Jon tries his best to find a new job. He manages to get something low-wage, as he has only vague ideas of his credentials. He manages to get access to his bank account- lucky guess. Very lucky guess, he supposes.
He likes talking to people, in his customer service job. His coworkers always seem tired and annoyed by the customers, and he understands why, but they seem to have a weird affinity for him. He’s good at getting them talking, at getting to the heart of the issue and getting the truth. He’s good at seeing when something else is bothering them, whether it be stress, or drugs, or… well, they like to tell him about it, and the stories are always strange. Unsettling. But after they spill their mind to him, he always has a new energy. It’s easier to get through the day with something intriguing on your mind.
Jon knows he is not being watched, just as he knows that the man in aisle four is not trying to recover from alcohol addiction. He has not seen that woman with the short cut hair and the strangely smooth skin grinning at him, he has not seen mannequins turn their heads ever so slightly, and he has not seen the woman-who-is-no-longer-a-detective out of the corner of his eye all to often as he goes through his day.
Jon does not sleep well. When he dreams, he dreams of the strange stories the customers tell him on occasion. He dreams of a woman being dragged further beneath the arm by a corpse holding her ankle. He dreams of a man who wanders through an endless warehouse. He dreams of stories he has not been told. He dreams of a woman falling into a grave for her by a church that does not exist. He dreams of a ruined hospital and the spirit inside that years to devour the ghost hunters within. He dreams of a woman being pushed into a coffin and he’s not able to look away.

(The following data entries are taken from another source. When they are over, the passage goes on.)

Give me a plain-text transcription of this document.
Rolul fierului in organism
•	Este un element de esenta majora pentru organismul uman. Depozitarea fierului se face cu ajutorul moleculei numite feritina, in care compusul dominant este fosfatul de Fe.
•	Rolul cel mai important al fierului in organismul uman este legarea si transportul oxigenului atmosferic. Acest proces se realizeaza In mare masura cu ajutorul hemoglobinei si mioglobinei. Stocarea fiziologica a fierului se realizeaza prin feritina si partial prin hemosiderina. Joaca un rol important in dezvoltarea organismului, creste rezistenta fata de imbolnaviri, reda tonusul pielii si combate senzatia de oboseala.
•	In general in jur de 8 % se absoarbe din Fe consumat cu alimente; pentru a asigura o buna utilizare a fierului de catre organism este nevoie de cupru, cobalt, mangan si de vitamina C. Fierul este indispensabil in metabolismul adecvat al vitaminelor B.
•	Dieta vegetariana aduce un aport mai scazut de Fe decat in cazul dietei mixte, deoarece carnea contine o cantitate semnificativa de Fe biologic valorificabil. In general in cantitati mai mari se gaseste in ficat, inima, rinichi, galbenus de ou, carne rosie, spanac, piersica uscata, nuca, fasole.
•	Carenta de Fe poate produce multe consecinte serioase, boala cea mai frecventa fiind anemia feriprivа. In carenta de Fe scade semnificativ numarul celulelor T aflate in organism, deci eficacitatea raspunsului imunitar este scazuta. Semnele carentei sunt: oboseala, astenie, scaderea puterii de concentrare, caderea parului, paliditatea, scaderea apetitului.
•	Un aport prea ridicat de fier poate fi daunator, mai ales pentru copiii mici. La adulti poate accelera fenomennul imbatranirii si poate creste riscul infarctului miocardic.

Jon stops asking customers about anything besides business. Jon stops sleeping. Jon starts feeling a soul-deep hunger. Jon sleeps. Jon tips a story out of a poor old man and feels whole for the first time in weeks.

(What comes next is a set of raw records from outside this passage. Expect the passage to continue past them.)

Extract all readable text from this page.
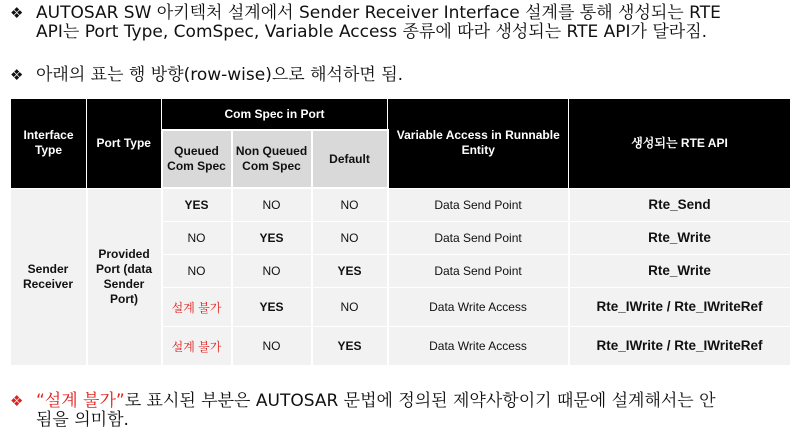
❖ AUTOSAR SW 아키텍처 설계에서 Sender Receiver Interface 설계를 통해 생성되는 RTE
API는 Port Type, ComSpec, Variable Access 종류에 따라 생성되는 RTE API가 달라짐.
❖ 아래의 표는 행 방향(row-wise)으로 해석하면 됨.
Interface Type	Port Type	Com Spec in Port			Variable Access in Runnable Entity	생성되는 RTE API
		Queued Com Spec	Non Queued Com Spec	Default		
Sender Receiver	Provided Port (data Sender Port)	YES	NO	NO	Data Send Point	Rte_Send
		NO	YES	NO	Data Send Point	Rte_Write
		NO	NO	YES	Data Send Point	Rte_Write
		설계 불가	YES	NO	Data Write Access	Rte_IWrite / Rte_IWriteRef
		설계 불가	NO	YES	Data Write Access	Rte_IWrite / Rte_IWriteRef
❖ “설계 불가”로 표시된 부분은 AUTOSAR 문법에 정의된 제약사항이기 때문에 설계해서는 안
됨을 의미함.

The Magnus Institute. Jon doesn’t remember where he’s heard of it before- maybe from a tormented customer, maybe in gossip from co-workers. But he knows that it’s where he should go. It’s where people are supposed go to tell their unbelievable stories, where the people who talked to him should have gone. So he does. When he approaches, he’s at once beckoned and repelled. Something heavy fills his lungs and tells him that he’s not welcome as he climbs the steps, but when he opens the doors, it’s impossible to turn back.
The researchers look at him strangely when he asks after the archives and the statement-takers, but they answer promptly, and he continues before he can ask anything else. He descends the steps, and something in him revels at the echoes of the stairs under his feet. Working in a place like this seems so much better than his customer service job, even if the pay is likely somehow worse. A strange place of the supernatural seems like much more natural a habitat for a medical mystery of a man, practically a John Doe, found in a blown up wax museum.

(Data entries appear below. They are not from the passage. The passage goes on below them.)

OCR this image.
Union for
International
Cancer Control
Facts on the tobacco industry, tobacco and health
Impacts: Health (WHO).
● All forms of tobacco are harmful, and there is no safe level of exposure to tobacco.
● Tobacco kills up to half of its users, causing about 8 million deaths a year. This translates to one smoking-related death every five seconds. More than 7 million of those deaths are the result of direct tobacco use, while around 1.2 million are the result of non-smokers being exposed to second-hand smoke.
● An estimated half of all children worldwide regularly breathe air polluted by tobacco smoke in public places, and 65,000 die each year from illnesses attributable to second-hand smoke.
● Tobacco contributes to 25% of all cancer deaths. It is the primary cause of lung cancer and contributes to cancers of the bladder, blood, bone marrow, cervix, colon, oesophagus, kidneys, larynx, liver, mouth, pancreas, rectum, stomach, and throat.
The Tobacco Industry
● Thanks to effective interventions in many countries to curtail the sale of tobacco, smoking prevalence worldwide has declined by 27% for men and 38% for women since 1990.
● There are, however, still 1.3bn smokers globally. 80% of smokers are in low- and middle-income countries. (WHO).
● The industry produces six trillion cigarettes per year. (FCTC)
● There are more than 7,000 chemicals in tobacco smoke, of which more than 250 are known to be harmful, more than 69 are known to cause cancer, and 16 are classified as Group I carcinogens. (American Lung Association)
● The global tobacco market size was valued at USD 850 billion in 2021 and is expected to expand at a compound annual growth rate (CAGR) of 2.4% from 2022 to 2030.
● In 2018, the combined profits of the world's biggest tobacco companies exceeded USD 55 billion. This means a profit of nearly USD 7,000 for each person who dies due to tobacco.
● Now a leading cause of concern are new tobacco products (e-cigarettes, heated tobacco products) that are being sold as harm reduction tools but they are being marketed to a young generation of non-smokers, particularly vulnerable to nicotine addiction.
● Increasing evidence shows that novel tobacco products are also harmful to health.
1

It takes a moment to find someone. The place seems quiet, hollow, like the frame of a puzzle without the center pieces. When he finally does find an archivist, the man looks shocked. The man’s eyes roam Jon’s face, and Jon does not want to know he’s seen this man before, passing through the store too often and slowing down ever so slightly by his station.
“Hello,” he says politely. “I’m here to make a statement?”
The please-familiar man drops the tape recorder he was holding.